Blears: Joined-Up Jargon Queen Quits Government

Hazel Blears, Communities and Local Government Secretary in the Labour Government has announced her decision to leave the government on the eve of local government elections in England, in what is being widely seen as direct attack on PM Gordon Brown.

“In this next phase of my political life I am redoubling my efforts to speak up for the people of Salford as their Member of Parliament. I am returning to the grassroots (where I began), to political activism, to the cut and thrust of political debate. Most of all I want to help the Labour Party to reconnect with the British people, to remind them that our values are their values, that their hopes and dreams are ours too. I am glad to be going home to the people who matter the most to me: the people of Salford.” From Hazel Blears resignation letter.

“I am not normally the sort of politician who gets excited by LAAs, MAAs and LSPs, but I am excited by IRSs because they represent a real shift in power.” Hazel Blears, quoted in Public Servant June 2009. (see below for translation)

It seems, if the above two quotes above are anything to go by, that Hazel Blears has decided to return to the grass-roots just in time before she completely disappeared into Whitehall village idiocy – only someone who’ been hanging around Sir Humphrey too long could come out with the second quote.

(Of course the real reasons Blears has left government has more to do with (a) being caught avoiding capital gains tax on her 2nd home and paying £13,322 tax to make amends and (b) making a very public attack on the PM after his appearance on YouTube to promote his ideas about reforming MPs expenses).

All joking aside, the advent of these various supra-local government agreements, under the slogan of ‘joined-up government’, has been a key feature of local public service reforms from this Labour government in recent years. And the most obvious thing about them is that they have gradually moved further and further away from direct democratic control.

I have already written on this blog that the new ‘Comprehensive Area Assessments’ (CAAs) from the Audit Commission risk reducing greatly the element of democratic accountability that Comprehensive Performance Assessments (CPAs) – that assessed local government directly and thereby gave voters some much needed insight into how ‘their’ representative democratic body was doing. LSPs, LAAs, MAAs and now IRSs all take agreements about what priorities to deliver, and how, further and further away from direct democratic accountability.

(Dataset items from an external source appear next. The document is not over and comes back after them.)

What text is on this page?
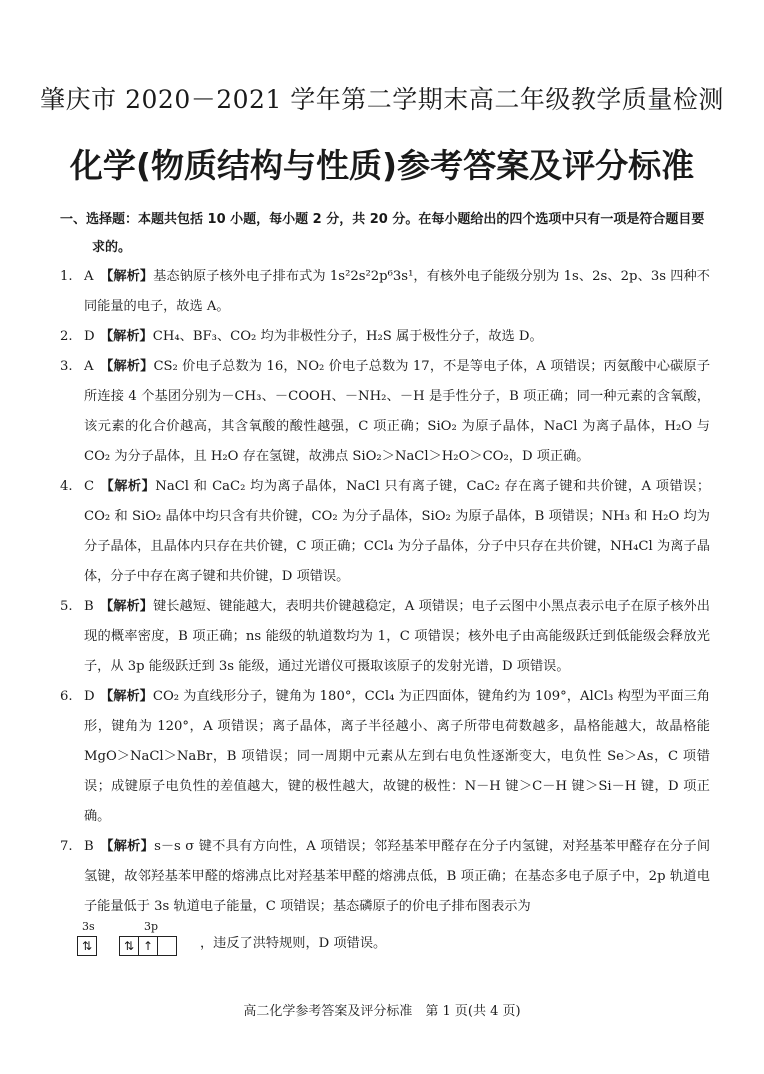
肇庆市 2020－2021 学年第二学期末高二年级教学质量检测
化学(物质结构与性质)参考答案及评分标准
一、选择题：本题共包括 10 小题，每小题 2 分，共 20 分。在每小题给出的四个选项中只有一项是符合题目要求的。

1. A 【解析】基态钠原子核外电子排布式为 1s²2s²2p⁶3s¹，有核外电子能级分别为 1s、2s、2p、3s 四种不同能量的电子，故选 A。

2. D 【解析】CH₄、BF₃、CO₂ 均为非极性分子，H₂S 属于极性分子，故选 D。

3. A 【解析】CS₂ 价电子总数为 16，NO₂ 价电子总数为 17，不是等电子体，A 项错误；丙氨酸中心碳原子所连接 4 个基团分别为－CH₃、－COOH、－NH₂、－H 是手性分子，B 项正确；同一种元素的含氧酸，该元素的化合价越高，其含氧酸的酸性越强，C 项正确；SiO₂ 为原子晶体，NaCl 为离子晶体，H₂O 与 CO₂ 为分子晶体，且 H₂O 存在氢键，故沸点 SiO₂＞NaCl＞H₂O＞CO₂，D 项正确。

4. C 【解析】NaCl 和 CaC₂ 均为离子晶体，NaCl 只有离子键，CaC₂ 存在离子键和共价键，A 项错误；CO₂ 和 SiO₂ 晶体中均只含有共价键，CO₂ 为分子晶体，SiO₂ 为原子晶体，B 项错误；NH₃ 和 H₂O 均为分子晶体，且晶体内只存在共价键，C 项正确；CCl₄ 为分子晶体，分子中只存在共价键，NH₄Cl 为离子晶体，分子中存在离子键和共价键，D 项错误。

5. B 【解析】键长越短、键能越大，表明共价键越稳定，A 项错误；电子云图中小黑点表示电子在原子核外出现的概率密度，B 项正确；ns 能级的轨道数均为 1，C 项错误；核外电子由高能级跃迁到低能级会释放光子，从 3p 能级跃迁到 3s 能级，通过光谱仪可摄取该原子的发射光谱，D 项错误。

6. D 【解析】CO₂ 为直线形分子，键角为 180°，CCl₄ 为正四面体，键角约为 109°，AlCl₃ 构型为平面三角形，键角为 120°，A 项错误；离子晶体，离子半径越小、离子所带电荷数越多，晶格能越大，故晶格能 MgO＞NaCl＞NaBr，B 项错误；同一周期中元素从左到右电负性逐渐变大，电负性 Se＞As，C 项错误；成键原子电负性的差值越大，键的极性越大，故键的极性：N－H 键＞C－H 键＞Si－H 键，D 项正确。

7. B 【解析】s－s σ 键不具有方向性，A 项错误；邻羟基苯甲醛存在分子内氢键，对羟基苯甲醛存在分子间氢键，故邻羟基苯甲醛的熔沸点比对羟基苯甲醛的熔沸点低，B 项正确；在基态多电子原子中，2p 轨道电子能量低于 3s 轨道电子能量，C 项错误；基态磷原子的价电子排布图表示为

3s
⇅
3p
⇅ ↑	，违反了洪特规则，D 项错误。
高二化学参考答案及评分标准　第 1 页(共 4 页)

According to Blears’, quoted in Public Servant, IRSs would be the “catalyst to tackle the big issues” during the recession and beyond. Similar things have been said about the whole plethora or regional and city-regional initiatives. But the Labour government seems incapable of recognising that these new regional tiers of government, even if democratically elected (which most of them aren’t) have been consistently rejected by the voters who clearly don’t want them.

Hopefully Blears’ successor will get back to the agenda of reforming and strengthening local democracy rather than spiralling further off into the realms of quango-land.

Given the current crisis of democratic legitimacy at national level, now is surely the time to start rebuilding it from the bottom-up, starting with a dramatic shift of power from Whitehall to Townhall. This is not without its problems (see my article in Public Finance this Friday) but it is vital if we are to re-establish a bond of trust between elected politicians and the people.

 Joined-Up Jargon Buster

CPA: Comprehensive Performance Assessment; carried out by Audit Commission on local governments. Widely seen as helpful but now superceded by:

CAA: Comprehensive Area Assessments; performance assessment of all (or most) public services in a local authority area.

LAA: Local Area Agreement, a sort of performance agreement between different public services in a single local government area (mandatory).

MAA: same sort of thing covering multiple local authority areas (voluntary).

LSP: Local Strategic Partnership – loose agreement about priorities and policy for a single LA area.

IRS: Integrated Regional Strategy – same sort of thing as LSP covering a whole region.